Container Blimp

January 7, 2009

Instead of trying to justify the building and operation of very large blimps by exploiting their unique VTOL (vertical take off and landing) capabilities, here’s a different approach.  Let’s look at finding a niche for blimps in an established, commoditized and analyzable industry: container shipping.

There’s a “hole” in one’s options to ship a container across the ocean.  It’s either on a super-slow and super-efficient ship or on a super-fast and super-gas-guzzling jet plane.  The fuel-burn ratio is like 100:1.

There’s no middle ground, and economic dogma states that The Market always wants to be segmented.

o Mac Mini, iMac or Mac Pro?  15″, 17″, 19″, or 21″?
o Chevy, Pontiac, Buick, Oldsmobile or Cadillac?
o Old Navy, Gap or Banana Republic?
(etc.)

Thesis: Some containers are late, and cause losses due to downtime at their intended destination.  The only choice in these situtations is to eat the downtime losses or repack everything into a cargo airplane and pay through the nose to get it there on time.  Either way, it’s expensive, and that expense is bourne by the economy in various ways.

A Container Blimp, then, is that middle ground.  It has a speed and fuel efficiency somewhere between a ship and an airplane, truck-ish or train-ish.  Surely my math is simplistic when I try to locate the correct size, but it’s definitely there somewhere.  Blimps double their fuel/ton-mile efficiency with every doubling of scale.

Besides conventional container traffic, such a contraption would also allow “UPS Ground to China.”  Just three days across the Pacific Ocean (or two days for the Atlantic), for instance, would let “about a week” thinking still work when shipping packages to foreign countries.

And an added trick is the idea of not landing the blimp at some airport and having stuff loaded into it, but rather to hoist it up and set it down all at once in the form of a special-purpose barge (exchanging it with water mass each time).  That way, interfacing with the existing infrastructure (cranes, trucks, railroads) is entirely conventional.  Also, it means the blimp is never flying over land, which will surely help regulatorially.

3 Responses to “Container Blimp”

  1. ekpaulson Says:

    I think you are neglecting an important component in your analysis of the different classes of transport — the size of the cargo load per vehicle, as it relates to logistics. It is no good to have a vehicle that can quickly and efficiently transport 32 containers from point A to B if you only can find 3 containers to send. 747 airplanes have great numbers in terms of speed and cost per passenger mile, but they are apparently too big for airlines to logistically organize on most domestic routes, thus the immense popularity of 737’s.

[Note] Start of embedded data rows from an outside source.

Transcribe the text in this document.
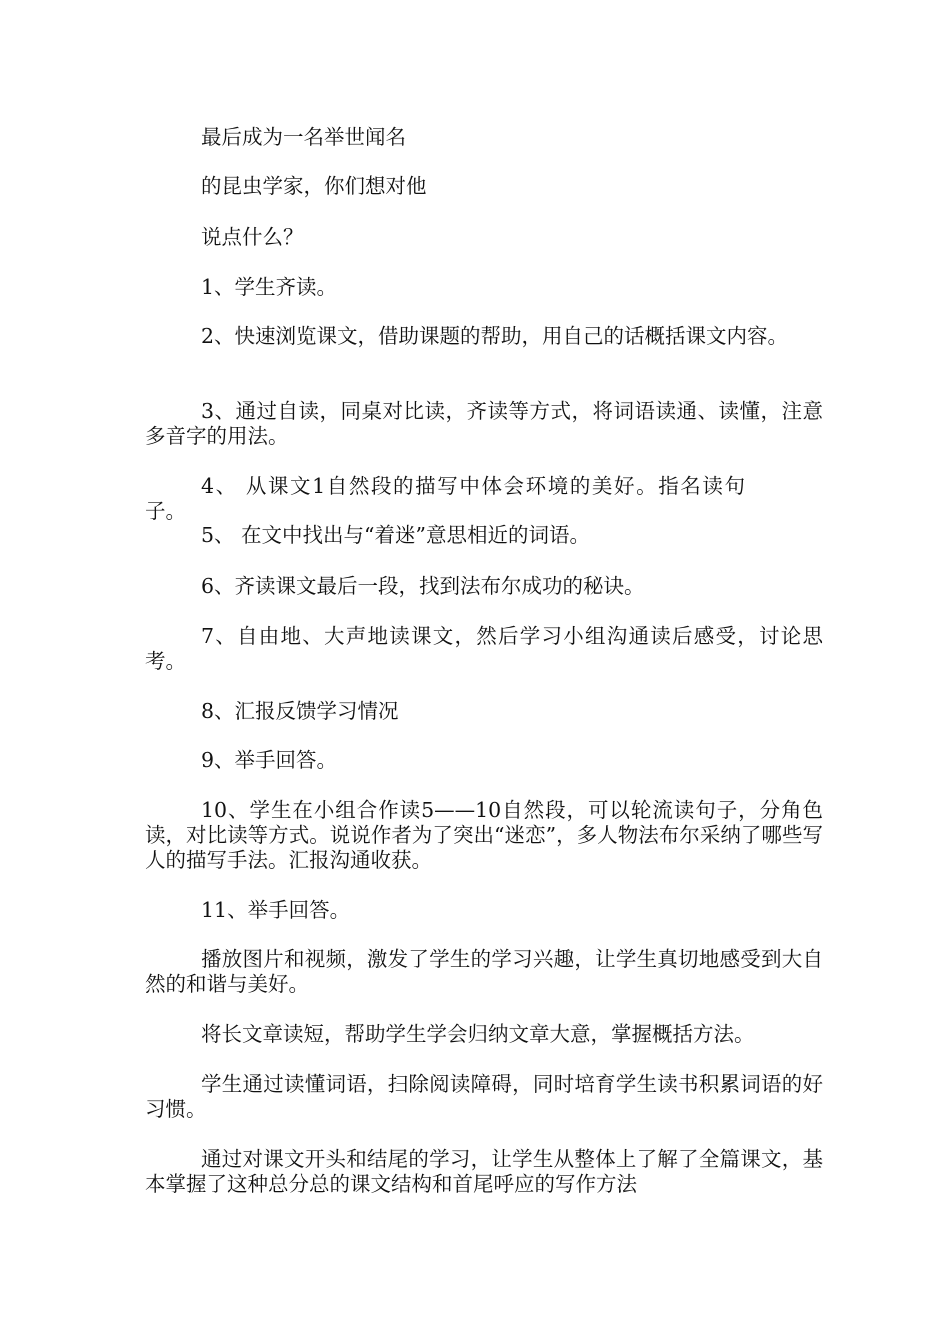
最后成为一名举世闻名

的昆虫学家，你们想对他

说点什么？

1、学生齐读。

2、快速浏览课文，借助课题的帮助，用自己的话概括课文内容。

3、通过自读，同桌对比读，齐读等方式，将词语读通、读懂，注意多音字的用法。

4、 从课文1自然段的描写中体会环境的美好。指名读句子。

5、 在文中找出与“着迷”意思相近的词语。

6、齐读课文最后一段，找到法布尔成功的秘诀。

7、自由地、大声地读课文，然后学习小组沟通读后感受，讨论思考。

8、汇报反馈学习情况

9、举手回答。

10、学生在小组合作读5——10自然段，可以轮流读句子，分角色读，对比读等方式。说说作者为了突出“迷恋”，多人物法布尔采纳了哪些写人的描写手法。汇报沟通收获。

11、举手回答。

播放图片和视频，激发了学生的学习兴趣，让学生真切地感受到大自然的和谐与美好。

将长文章读短，帮助学生学会归纳文章大意，掌握概括方法。

学生通过读懂词语，扫除阅读障碍，同时培育学生读书积累词语的好习惯。

通过对课文开头和结尾的学习，让学生从整体上了解了全篇课文，基本掌握了这种总分总的课文结构和首尾呼应的写作方法
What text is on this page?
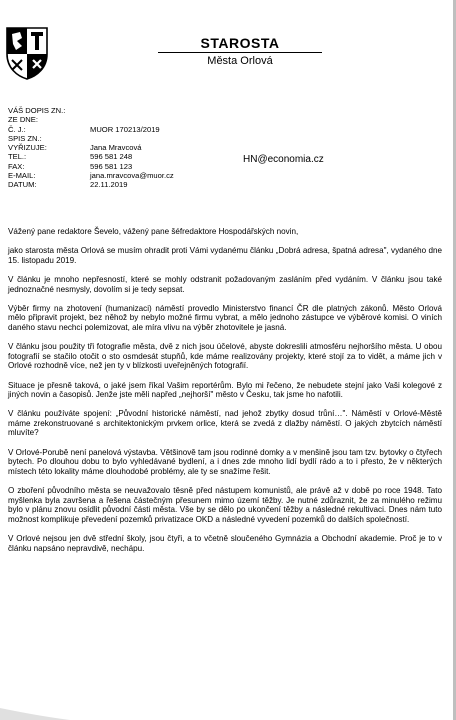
STAROSTA
Města Orlová
VÁŠ DOPIS ZN.:
ZE DNE:
Č. J.:	MUOR 170213/2019
SPIS ZN.:
VYŘIZUJE:	Jana Mravcová
TEL.:	596 581 248
FAX:	596 581 123
E-MAIL:	jana.mravcova@muor.cz
DATUM:	22.11.2019
HN@economia.cz

Vážený pane redaktore Ševelo, vážený pane šéfredaktore Hospodářských novin,

jako starosta města Orlová se musím ohradit proti Vámi vydanému článku „Dobrá adresa, špatná adresa", vydaného dne 15. listopadu 2019.

V článku je mnoho nepřesností, které se mohly odstranit požadovaným zasláním před vydáním. V článku jsou také jednoznačné nesmysly, dovolím si je tedy sepsat.

Výběr firmy na zhotovení (humanizaci) náměstí provedlo Ministerstvo financí ČR dle platných zákonů. Město Orlová mělo připravit projekt, bez něhož by nebylo možné firmu vybrat, a mělo jednoho zástupce ve výběrové komisi. O viních daného stavu nechci polemizovat, ale míra vlivu na výběr zhotovitele je jasná.

V článku jsou použity tři fotografie města, dvě z nich jsou účelové, abyste dokreslili atmosféru nejhoršího města. U obou fotografií se stačilo otočit o sto osmdesát stupňů, kde máme realizovány projekty, které stojí za to vidět, a máme jich v Orlové rozhodně více, než jen ty v blízkosti uveřejněných fotografií.

Situace je přesně taková, o jaké jsem říkal Vašim reportérům. Bylo mi řečeno, že nebudete stejní jako Vaši kolegové z jiných novin a časopisů. Jenže jste měli napřed „nejhorší" město v Česku, tak jsme ho nafotili.

V článku používáte spojení: „Původní historické náměstí, nad jehož zbytky dosud trůní…". Náměstí v Orlové-Městě máme zrekonstruované s architektonickým prvkem orlice, která se zvedá z dlažby náměstí. O jakých zbytcích náměstí mluvíte?

V Orlové-Porubě není panelová výstavba. Většinově tam jsou rodinné domky a v menšině jsou tam tzv. bytovky o čtyřech bytech. Po dlouhou dobu to bylo vyhledávané bydlení, a i dnes zde mnoho lidí bydlí rádo a to i přesto, že v některých místech této lokality máme dlouhodobé problémy, ale ty se snažíme řešit.

O zboření původního města se neuvažovalo těsně před nástupem komunistů, ale právě až v době po roce 1948. Tato myšlenka byla završena a řešena částečným přesunem mimo území těžby. Je nutné zdůraznit, že za minulého režimu bylo v plánu znovu osídlit původní části města. Vše by se dělo po ukončení těžby a následné rekultivaci. Dnes nám tuto možnost komplikuje převedení pozemků privatizace OKD a následné vyvedení pozemků do dalších společností.

V Orlové nejsou jen dvě střední školy, jsou čtyři, a to včetně sloučeného Gymnázia a Obchodní akademie. Proč je to v článku napsáno nepravdivě, nechápu.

    Trucks have the great advantage of being small and yet still relatively efficient (plus the government pays for the vast majority of the infrastructure costs, but that’s another issue).

    It makes me wonder if your “null hull” might be a better option for intermediate mode shipping — what if it was a *powered* “null hull” where the parafoil was used only (or mostly) for lift?

  2. craigrmeyer Says:

    Indeed, yes. If a container blimp has to carry 32 containers in order to have a decent-enough fuel efficiency, but no big port ever has 32 containers per day that would need that kind of service, then things don’t look very good for the concept.

    > It makes me wonder if your “null hull” might be a better option for
    > intermediate mode shipping — what if it was a *powered* “null hull”
    > where the parafoil was used only (or mostly) for lift?

    I’d appreciate it if you could elaborate on what you mean by that, because I’m not quite getting the picture yet.

  3. craigrmeyer Says:

    Here’s the thing. Beyond about 35 miles/hour, it’s really hard to do any kind of watercraft at all due to cavitation. The trailing edge of just about any shape (a ship hull, a propeller, a rudder, etc) starts making those vacuum-bubbles that collapse and destroy things.

    (Nuclear submarines, on the other hand, can go faster than that when they’re deep underwater and the water pressure is higher.)

    So that part, right there, tells me that speeds beyond about 35 miles/hour aren’t really possible or economical if any part of the vehicle is moving through the water.

    ‘Which is a stinker because I had this crazy vision of a NullHull-type contraption towing an unpowered blimp. But the 35mph limit kinda shuts that down. Shoot.

    Does that cover it in your view?